Locut. vic.Comme cet enfant ressemble son père!
Locut. corr.Comme cet enfant ressemble à son père!

Si tu crois ressembler un ange

Quand tu consultes ton miroir,

Va-t’en dans les îles du Gange

Où l’on peint les anges en noir.

Nous lisons dans Féraud: (Dict. crit.) «Anciennement on faisait ressembler actif. J’ai vu en mon temps, dit Montaigne, cent artisans, cent laboureurs plus heureux que des recteurs de l’Université, et lesquels j’aimerais mieux ressembler. On dirait aujourd’hui à qui, etc.»

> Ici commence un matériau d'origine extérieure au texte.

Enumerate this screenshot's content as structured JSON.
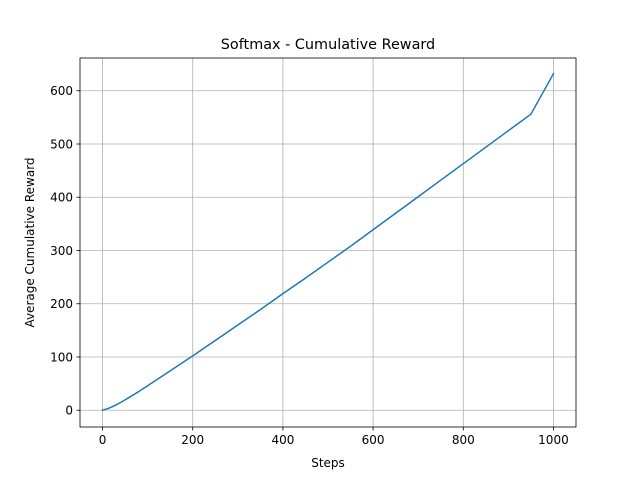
{
  "chart_data": {
    "type": "line",
    "title": "Softmax - Cumulative Reward",
    "xlabel": "Steps",
    "ylabel": "Average Cumulative Reward",
    "xlim": [
      -50,
      1050
    ],
    "ylim": [
      -31.5,
      661.5
    ],
    "xticks": [
      0,
      200,
      400,
      600,
      800,
      1000
    ],
    "yticks": [
      0,
      100,
      200,
      300,
      400,
      500,
      600
    ],
    "grid": true,
    "series": [
      {
        "color": "#1f77b4",
        "x": [
          0,
          10,
          20,
          30,
          40,
          50,
          60,
          80,
          100,
          150,
          200,
          250,
          300,
          350,
          400,
          450,
          500,
          550,
          600,
          650,
          700,
          750,
          800,
          850,
          900,
          950,
          1000
        ],
        "y": [
          0,
          2.5,
          6,
          10,
          14.5,
          19.5,
          24.5,
          35,
          46,
          74,
          102,
          131,
          160,
          189,
          219,
          248,
          278,
          308,
          339,
          370,
          401,
          432,
          463,
          494,
          525,
          556,
          632
        ]
      }
    ]
  }
}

Cette faute se trouve encore dans les vers suivans:

Quand je revis ce que j’ai tant aimé,

Peu s’en fallut que mon feu rallumé

Ne fît l’amour en mon âme renaître,

Et que mon cœur, autrefois son captif,

Ne ressemblât l’esclave fugitif

A qui le sort fait rencontrer son maître.

M. Boiste attribue à Racine, dans son Dictionnaire des difficultés de la Langue française, cette jolie stance que Vaugelas attribue de son côté à Jean Bertaut, ancien évêque de Séez. Ce qu’il y a de bien certain, c’est que nous l’avons copiée dans une édition de Vaugelas (487e rem.), faite en 1647, c’est-à-dire à une époque où notre grand poète tragique n’avait encore que huit ans. Racine a donc six jolis vers de moins; mais il a aussi un solécisme de moins. Prévention de grammairien à part, n’y a-t-il réellement pas compensation?